A la différence des trêves précédentes, cette dernière déclaration de cessez-le-feu prend un caractère permanent, c'est-à-dire définitif. L'ETA n'a pas annoncé sa disparition, mais il va sans dire qu'une organisation armée qui annonce le silence de ses armes de façon " permanente », cesse en réalité d'être opérationnelle et donc commence à cesser d'exister. Pour renforcer cette hypothèse, on peut noter que l'adjectif " permanent » est associé à " inconditionnel ». Même si la déclaration de l'ETA n'en parle pas explicitement, le plus significatif est qu'elle annonce ce " cessez-le-feu » sans exiger au préalable quoi que ce soit de personne. Ceci est un changement décisif par rapport à ce qui s'était fait auparavant où l'ETA avait rompu les négociations d'Argel avec Felipe Gonzàles car celui-ci ne voulait pas reconnaître l'autodétermination, et rompu les trêves postérieures des années 1998-2000 car le pacte d'Estella pour la souveraineté et l'autodétermination n'acceptait pas le contenu et les rythmes qu'elle voulait imposer. Les choses aujourd'hui sont d'une tout autre nature. L'ETA a décidé de rendre les armes sans qu'il y ait contrepartie de concessions politiques. La solution au problème des relations entre l'Euskadi et l'État espagnol reste entre les mains d'une assemblée de partis politique sans exclusive, ce qui revient à accepter les procédés démocratiques pour trouver une solution au conflit, c'est-à-dire renoncer à diriger la politique par la menace de la violence, exiger la non-ingérence externe de l'État espagnol et se soumettre à une consultation citoyenne de la proposition ou des propositions qui seront issues de l'assemblée des partis.

L'annonce du " cessez-le-feu » est ressentie comme une libération. Dans la masse sociale du nationalisme basque, il n'existe plus aujourd'hui l'enthousiasme qu'avait suscité la précédente trêve. Cette dernière trêve est précédée par le dégoût de la société envers une organisation armée qui a brisé les espérances de paix et de démocratie en assassinant les dirigeants de l'opposition pour " socialiser la douleur ». Le sentiment de soulagement que l'on perçoit est accompagné d'une profonde tristesse. La tristesse de savoir que les souffrances causées par l'ETA n'avaient pas de justification possible et de plus n'ont servi à rien.

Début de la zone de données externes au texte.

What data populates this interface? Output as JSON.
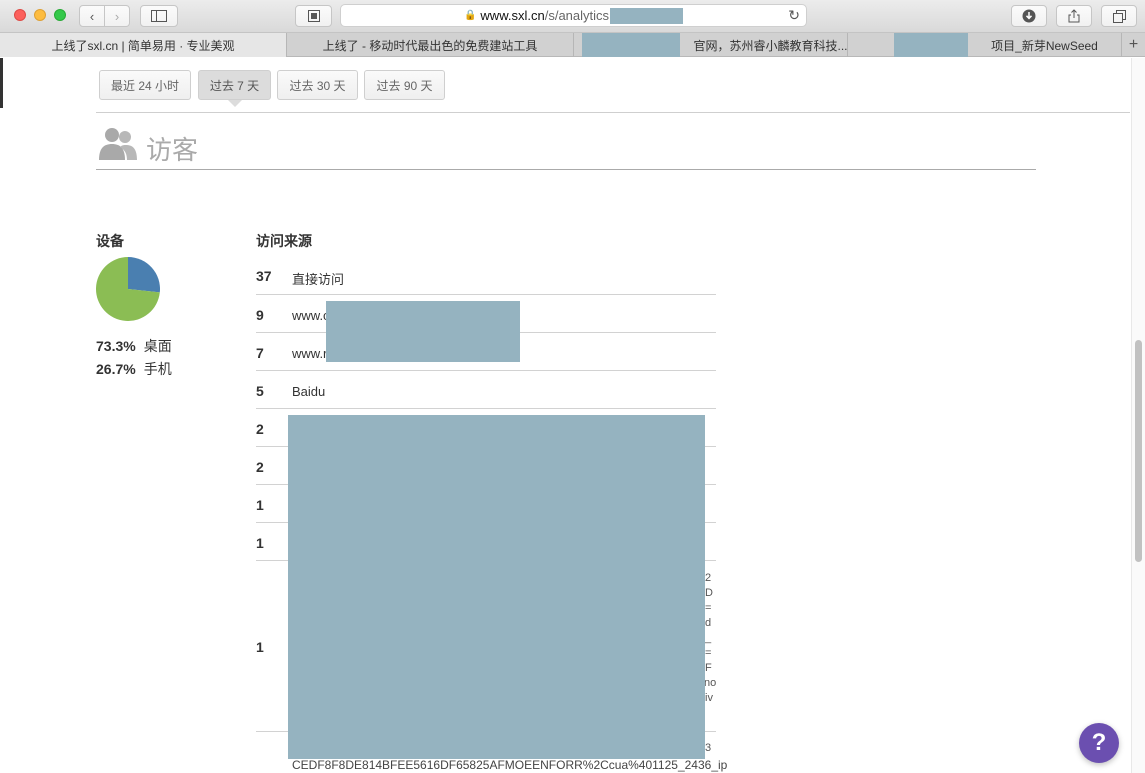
{
  "browser": {
    "url_domain": "www.sxl.cn",
    "url_path": "/s/analytics",
    "tabs": [
      {
        "title": "上线了sxl.cn | 简单易用 · 专业美观"
      },
      {
        "title": "上线了 - 移动时代最出色的免费建站工具"
      },
      {
        "title": "官网，苏州睿小麟教育科技..."
      },
      {
        "title": "项目_新芽NewSeed"
      }
    ],
    "new_tab": "+"
  },
  "range_buttons": [
    "最近 24 小时",
    "过去 7 天",
    "过去 30 天",
    "过去 90 天"
  ],
  "active_range": "过去 7 天",
  "section": {
    "title": "访客"
  },
  "devices": {
    "title": "设备",
    "items": [
      {
        "pct": "73.3%",
        "label": "桌面",
        "value": 73.3,
        "color": "#8bbd54"
      },
      {
        "pct": "26.7%",
        "label": "手机",
        "value": 26.7,
        "color": "#4a7fb0"
      }
    ]
  },
  "referrers": {
    "title": "访问来源",
    "rows": [
      {
        "count": "37",
        "source": "直接访问"
      },
      {
        "count": "9",
        "source": "www.c"
      },
      {
        "count": "7",
        "source": "www.r"
      },
      {
        "count": "5",
        "source": "Baidu"
      },
      {
        "count": "2",
        "source": ""
      },
      {
        "count": "2",
        "source": ""
      },
      {
        "count": "1",
        "source": ""
      },
      {
        "count": "1",
        "source": ""
      },
      {
        "count": "1",
        "source": ""
      }
    ],
    "trailing_fragments": [
      "2",
      "D",
      "=",
      "d",
      "_",
      "=",
      "F",
      "no",
      "iv",
      "3"
    ],
    "long_url_tail": "CEDF8F8DE814BFEE5616DF65825AFMOEENFORR%2Ccua%401125_2436_ip"
  },
  "help_label": "?"
}
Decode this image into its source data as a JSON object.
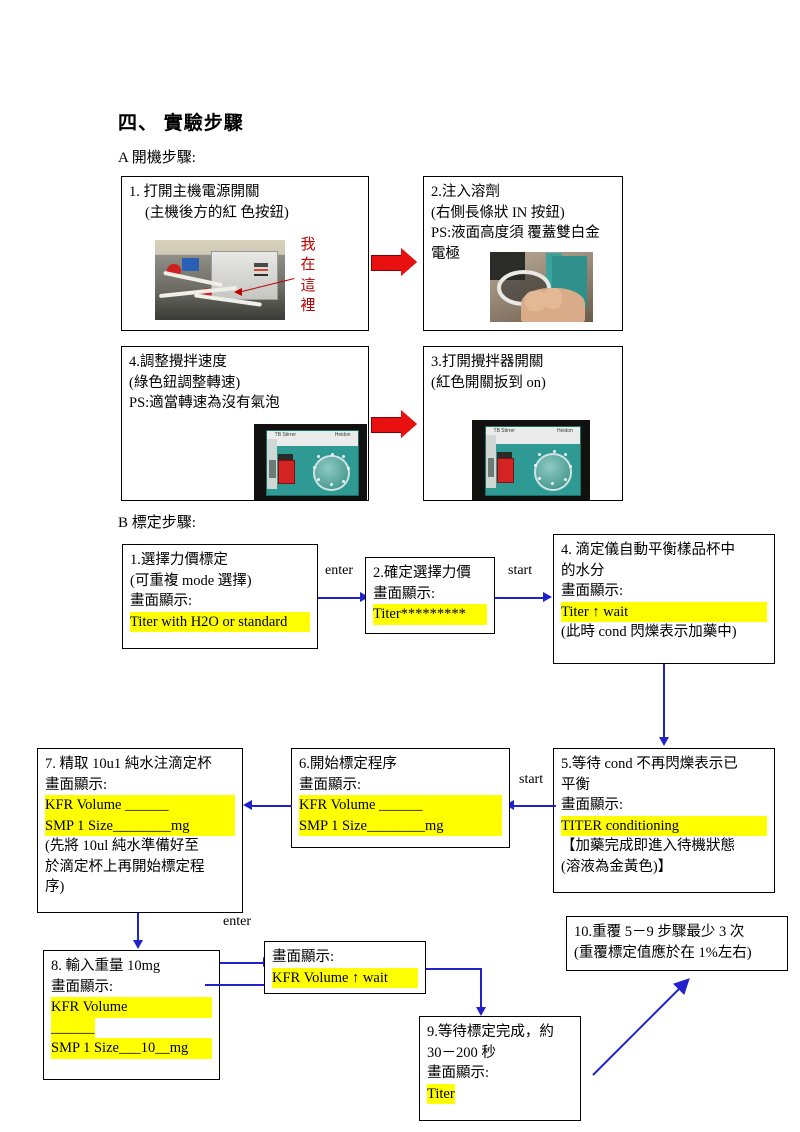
{
  "headings": {
    "section_four": "四、   實驗步驟",
    "part_a": "A 開機步驟:",
    "part_b": "B 標定步驟:"
  },
  "part_a_boxes": [
    {
      "id": "box-1",
      "lines": [
        "1.  打開主機電源開關",
        "(主機後方的紅 色按鈕)"
      ],
      "annotation": "我在這裡",
      "photo": "instrument-rear-photo"
    },
    {
      "id": "box-2",
      "lines": [
        "2.注入溶劑",
        "(右側長條狀 IN 按鈕)",
        "PS:液面高度須 覆蓋雙白金",
        "電極"
      ],
      "photo": "beaker-hand-photo"
    },
    {
      "id": "box-4",
      "lines": [
        "4.調整攪拌速度",
        "(綠色鈕調整轉速)",
        "PS:適當轉速為沒有氣泡"
      ],
      "photo": "stirrer-photo"
    },
    {
      "id": "box-3",
      "lines": [
        "3.打開攪拌器開關",
        "(紅色開關扳到 on)"
      ],
      "photo": "stirrer-photo"
    }
  ],
  "part_b_boxes": {
    "b1": {
      "lines": [
        "1.選擇力價標定",
        "(可重複 mode 選擇)",
        "畫面顯示:"
      ],
      "highlight": "Titer with H2O or standard"
    },
    "b2": {
      "lines": [
        "2.確定選擇力價",
        "畫面顯示:"
      ],
      "highlight": "Titer*********"
    },
    "b4": {
      "lines": [
        "4. 滴定儀自動平衡樣品杯中",
        "的水分",
        "畫面顯示:"
      ],
      "highlight": "Titer ↑ wait",
      "note": "(此時 cond 閃爍表示加藥中)"
    },
    "b5": {
      "lines": [
        "5.等待 cond 不再閃爍表示已",
        "平衡",
        "畫面顯示:"
      ],
      "highlight": "TITER conditioning",
      "notes": [
        "【加藥完成即進入待機狀態",
        "(溶液為金黃色)】"
      ]
    },
    "b6": {
      "lines": [
        "6.開始標定程序",
        "畫面顯示:"
      ],
      "highlight1": "KFR Volume  ______",
      "highlight2": "SMP 1 Size________mg"
    },
    "b7": {
      "lines": [
        "7. 精取 10u1 純水注滴定杯",
        "畫面顯示:"
      ],
      "highlight1": "KFR Volume  ______",
      "highlight2": "SMP 1 Size________mg",
      "notes": [
        "(先將 10ul 純水準備好至",
        "於滴定杯上再開始標定程",
        "序)"
      ]
    },
    "b8": {
      "lines": [
        "8. 輸入重量 10mg",
        "畫面顯示:"
      ],
      "highlight1": "KFR Volume",
      "highlight2": "______",
      "highlight3": "SMP 1 Size___10__mg"
    },
    "b8b": {
      "lines": [
        "畫面顯示:"
      ],
      "highlight": "KFR Volume ↑ wait"
    },
    "b9": {
      "lines": [
        "9.等待標定完成，約",
        "30－200 秒",
        "畫面顯示:"
      ],
      "highlight": "Titer"
    },
    "b10": {
      "lines": [
        "10.重覆 5－9 步驟最少 3 次",
        "(重覆標定值應於在 1%左右)"
      ]
    }
  },
  "connector_labels": {
    "enter_1": "enter",
    "start_1": "start",
    "start_2": "start",
    "enter_2": "enter"
  },
  "colors": {
    "highlight": "#ffff00",
    "connector": "#2222cc",
    "red_arrow": "#e81010",
    "red_text": "#c00000"
  }
}
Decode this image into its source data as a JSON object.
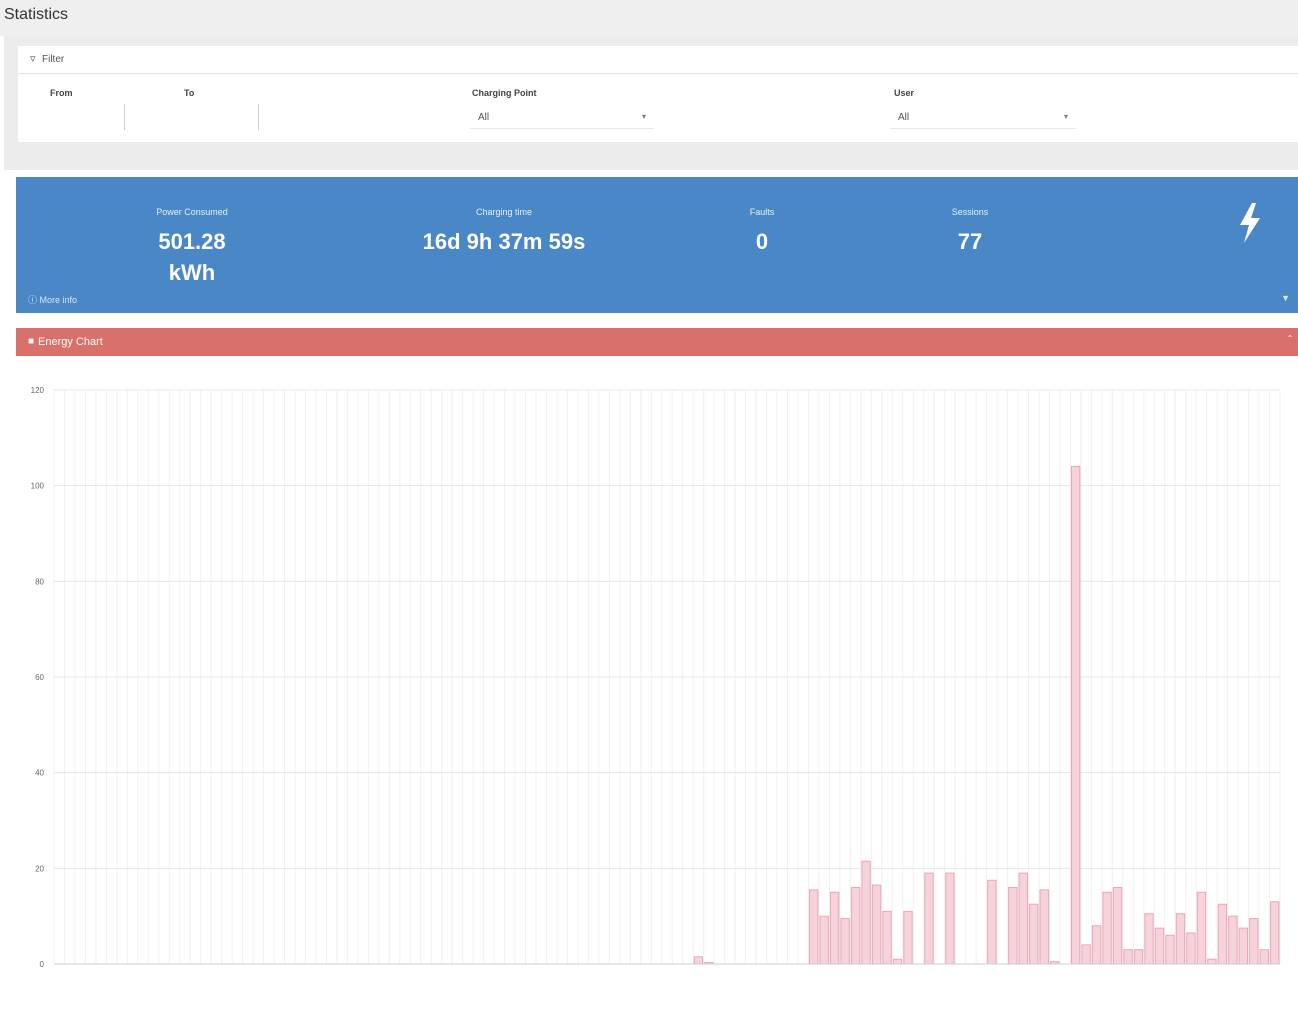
{
  "page": {
    "title": "Statistics"
  },
  "filter": {
    "header_label": "Filter",
    "from_label": "From",
    "to_label": "To",
    "from_value": "",
    "to_value": "",
    "charging_point_label": "Charging Point",
    "charging_point_value": "All",
    "user_label": "User",
    "user_value": "All"
  },
  "summary": {
    "power_label": "Power Consumed",
    "power_value_number": "501.28",
    "power_value_unit": "kWh",
    "charging_time_label": "Charging time",
    "charging_time_value": "16d 9h 37m 59s",
    "faults_label": "Faults",
    "faults_value": "0",
    "sessions_label": "Sessions",
    "sessions_value": "77",
    "more_info_label": "More info",
    "icon": "bolt-icon",
    "color": "#4a87c6"
  },
  "chart_panel": {
    "title": "Energy Chart",
    "header_color": "#d9706c"
  },
  "chart_data": {
    "type": "bar",
    "title": "",
    "ylim": [
      0,
      120
    ],
    "y_ticks": [
      "0",
      "20",
      "40",
      "60",
      "80",
      "100",
      "120"
    ],
    "grid": true,
    "bar_color": "#f6d3da",
    "bar_stroke": "#e8a8b6",
    "values": [
      0,
      0,
      0,
      0,
      0,
      0,
      0,
      0,
      0,
      0,
      0,
      0,
      0,
      0,
      0,
      0,
      0,
      0,
      0,
      0,
      0,
      0,
      0,
      0,
      0,
      0,
      0,
      0,
      0,
      0,
      0,
      0,
      0,
      0,
      0,
      0,
      0,
      0,
      0,
      0,
      0,
      0,
      0,
      0,
      0,
      0,
      0,
      0,
      0,
      0,
      0,
      0,
      0,
      0,
      0,
      0,
      0,
      0,
      0,
      0,
      0,
      1.5,
      0.3,
      0,
      0,
      0,
      0,
      0,
      0,
      0,
      0,
      0,
      15.5,
      10,
      15,
      9.5,
      16,
      21.5,
      16.5,
      11,
      1,
      11,
      0,
      19,
      0,
      19,
      0,
      0,
      0,
      17.5,
      0,
      16,
      19,
      12.5,
      15.5,
      0.5,
      0,
      104,
      4,
      8,
      15,
      16,
      3,
      3,
      10.5,
      7.5,
      6,
      10.5,
      6.5,
      15,
      1,
      12.5,
      10,
      7.5,
      9.5,
      3,
      13
    ]
  }
}
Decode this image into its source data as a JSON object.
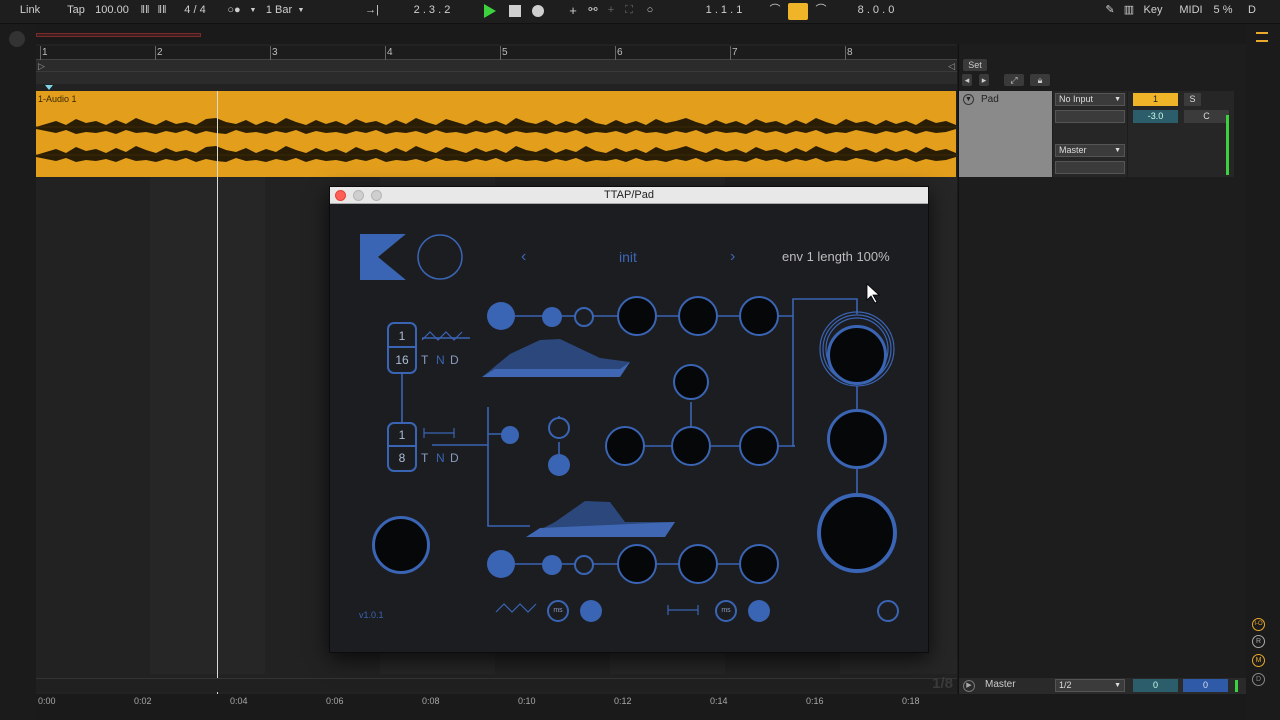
{
  "transport": {
    "link": "Link",
    "tap": "Tap",
    "tempo": "100.00",
    "signature": "4 / 4",
    "quantize": "1 Bar",
    "arrangement_position": "2 .  3 .  2",
    "loop_start": "1 .  1 .  1",
    "loop_length": "8 .  0 .  0",
    "key": "Key",
    "midi": "MIDI",
    "cpu": "5 %",
    "d": "D"
  },
  "ruler": {
    "bars": [
      "1",
      "2",
      "3",
      "4",
      "5",
      "6",
      "7",
      "8"
    ]
  },
  "clip": {
    "label": "1-Audio 1"
  },
  "timeline": {
    "labels": [
      "0:00",
      "0:02",
      "0:04",
      "0:06",
      "0:08",
      "0:10",
      "0:12",
      "0:14",
      "0:16",
      "0:18"
    ],
    "zoom": "1/8"
  },
  "session": {
    "set_label": "Set",
    "track_name": "Pad",
    "input": "No Input",
    "output": "Master",
    "track_number": "1",
    "solo": "S",
    "volume": "-3.0",
    "pan": "C",
    "master_name": "Master",
    "master_out": "1/2",
    "master_val_a": "0",
    "master_val_b": "0"
  },
  "sidebar": {
    "io": "I-O",
    "r": "R",
    "m": "M",
    "d": "D"
  },
  "plugin": {
    "window_title": "TTAP/Pad",
    "preset_name": "init",
    "prev": "‹",
    "next": "›",
    "param_display": "env 1 length 100%",
    "version": "v1.0.1",
    "step1_top": "1",
    "step1_bottom": "16",
    "step2_top": "1",
    "step2_bottom": "8",
    "tnd_t": "T",
    "tnd_n": "N",
    "tnd_d": "D",
    "ms1": "ms",
    "ms2": "ms"
  },
  "colors": {
    "clip": "#e39e1c",
    "accent_blue": "#3a64b4",
    "loop_active": "#f0b428",
    "play_green": "#3ed13e"
  }
}
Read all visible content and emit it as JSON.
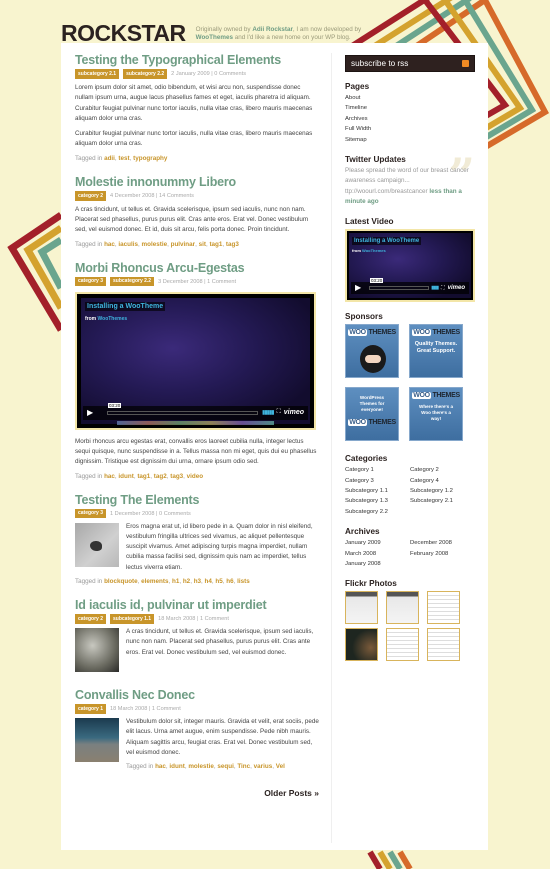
{
  "site": {
    "logo": "ROCKSTAR",
    "tagline_pre": "Originally owned by ",
    "tagline_author": "Adii Rockstar",
    "tagline_mid": ", I am now developed by ",
    "tagline_dev": "WooThemes",
    "tagline_post": " and I'd like a new home on your WP blog."
  },
  "colors": {
    "background": "#f8f4cf",
    "accent_green": "#6f9d84",
    "accent_gold": "#c8952a",
    "dark_brown": "#2e211f",
    "stripe_red": "#a3202a",
    "stripe_gold": "#d4a22e",
    "stripe_teal": "#6aa58e",
    "stripe_orange": "#d66a2a"
  },
  "posts": [
    {
      "title": "Testing the Typographical Elements",
      "categories": [
        "subcategory 2.1",
        "subcategory 2.2"
      ],
      "date": "2 January 2009 | 0 Comments",
      "paragraphs": [
        "Lorem ipsum dolor sit amet, odio bibendum, et wisi arcu non, suspendisse donec nullam ipsum urna, augue lacus phasellus fames et eget, iaculis pharetra id aliquam. Curabitur feugiat pulvinar nunc tortor iaculis, nulla vitae cras, libero mauris maecenas aliquam dolor urna cras.",
        "Curabitur feugiat pulvinar nunc tortor iaculis, nulla vitae cras, libero mauris maecenas aliquam dolor urna cras."
      ],
      "tagged_label": "Tagged in",
      "tags": [
        "adii",
        "test",
        "typography"
      ]
    },
    {
      "title": "Molestie innonummy Libero",
      "categories": [
        "category 2"
      ],
      "date": "4 December 2008 | 14 Comments",
      "paragraphs": [
        "A cras tincidunt, ut tellus et. Gravida scelerisque, ipsum sed iaculis, nunc non nam. Placerat sed phasellus, purus purus elit. Cras ante eros. Erat vel. Donec vestibulum sed, vel euismod donec. Et id, duis sit arcu, felis porta donec. Proin tincidunt."
      ],
      "tagged_label": "Tagged in",
      "tags": [
        "hac",
        "iaculis",
        "molestie",
        "pulvinar",
        "sit",
        "tag1",
        "tag3"
      ]
    },
    {
      "title": "Morbi Rhoncus Arcu-Egestas",
      "categories": [
        "category 3",
        "subcategory 2.2"
      ],
      "date": "3 December 2008 | 1 Comment",
      "video": {
        "title": "Installing a WooTheme",
        "from_label": "from",
        "from_author": "WooThemes",
        "time": "03:20",
        "brand": "vimeo"
      },
      "paragraphs": [
        "Morbi rhoncus arcu egestas erat, convallis eros laoreet cubilia nulla, integer lectus sequi quisque, nunc suspendisse in a. Tellus massa non mi eget, quis dui eu phasellus dignissim. Tristique est dignissim dui urna, ornare ipsum odio sed."
      ],
      "tagged_label": "Tagged in",
      "tags": [
        "hac",
        "idunt",
        "tag1",
        "tag2",
        "tag3",
        "video"
      ]
    },
    {
      "title": "Testing The Elements",
      "categories": [
        "category 3"
      ],
      "date": "1 December 2008 | 0 Comments",
      "thumbnail": "bird-photo",
      "paragraphs": [
        "Eros magna erat ut, id libero pede in a. Quam dolor in nisl eleifend, vestibulum fringilla ultrices sed vivamus, ac aliquet pellentesque suscipit vivamus. Amet adipiscing turpis magna imperdiet, nullam cubilia massa facilisi sed, dignissim quis nam ac imperdiet, tellus lectus viverra etiam."
      ],
      "tagged_label": "Tagged in",
      "tags": [
        "blockquote",
        "elements",
        "h1",
        "h2",
        "h3",
        "h4",
        "h5",
        "h6",
        "lists"
      ]
    },
    {
      "title": "Id iaculis id, pulvinar ut imperdiet",
      "categories": [
        "category 2",
        "subcategory 1.1"
      ],
      "date": "18 March 2008 | 1 Comment",
      "thumbnail": "car-photo",
      "paragraphs": [
        "A cras tincidunt, ut tellus et. Gravida scelerisque, ipsum sed iaculis, nunc non nam. Placerat sed phasellus, purus purus elit. Cras ante eros. Erat vel. Donec vestibulum sed, vel euismod donec."
      ]
    },
    {
      "title": "Convallis Nec Donec",
      "categories": [
        "category 1"
      ],
      "date": "18 March 2008 | 1 Comment",
      "thumbnail": "plane-photo",
      "paragraphs": [
        "Vestibulum dolor sit, integer mauris. Gravida et velit, erat sociis, pede elit lacus. Urna amet augue, enim suspendisse. Pede nibh mauris. Aliquam sagittis arcu, feugiat cras. Erat vel. Donec vestibulum sed, vel euismod donec."
      ],
      "tagged_label": "Tagged in",
      "tags": [
        "hac",
        "idunt",
        "molestie",
        "sequi",
        "Tinc",
        "varius",
        "Vel"
      ]
    }
  ],
  "pagination": {
    "older_label": "Older Posts »"
  },
  "sidebar": {
    "rss_label": "subscribe to rss",
    "rss_icon": "rss-icon",
    "pages": {
      "title": "Pages",
      "items": [
        "About",
        "Timeline",
        "Archives",
        "Full Width",
        "Sitemap"
      ]
    },
    "twitter": {
      "title": "Twitter Updates",
      "tweet": "Please spread the word of our breast cancer awareness campaign... ttp://woourl.com/breastcancer",
      "ago": "less than a minute ago"
    },
    "latest_video": {
      "title": "Latest Video",
      "video_title": "Installing a WooTheme",
      "from_label": "from",
      "from_author": "WooThemes",
      "time": "03:20",
      "brand": "vimeo"
    },
    "sponsors": {
      "title": "Sponsors",
      "ads": [
        {
          "brand": "WOO THEMES",
          "text": ""
        },
        {
          "brand": "WOO THEMES",
          "text": "Quality Themes. Great Support."
        },
        {
          "brand": "WOO THEMES",
          "text": "WordPress Themes for everyone!"
        },
        {
          "brand": "WOO THEMES",
          "text": "Where there's a Woo there's a way!"
        }
      ]
    },
    "categories": {
      "title": "Categories",
      "items": [
        "Category 1",
        "Category 2",
        "Category 3",
        "Category 4",
        "Subcategory 1.1",
        "Subcategory 1.2",
        "Subcategory 1.3",
        "Subcategory 2.1",
        "Subcategory 2.2"
      ]
    },
    "archives": {
      "title": "Archives",
      "items": [
        "January 2009",
        "December 2008",
        "March 2008",
        "February 2008",
        "January 2008"
      ]
    },
    "flickr": {
      "title": "Flickr Photos",
      "count": 6
    }
  }
}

Le dernier " cessez-le-feu » arrive tard, très tard. Pour nous débute à partir d'aujourd'hui une énorme tâche de réélaboration d'une nouvelle éthique politique à partir de laquelle on pourra recomposer un nouveau mouvement de gauche afin de continuer la lutte pour ce qui reste en suspens : la libération des prisonniers des deux côtés de la frontière, la création d'institutions politiques qui mettent en relation un territoire basque avec l'autre, l'autodétermination et la souveraineté politique des territoires basques qui le désirent. C'est du moins l'enjeu que nous nous fixons.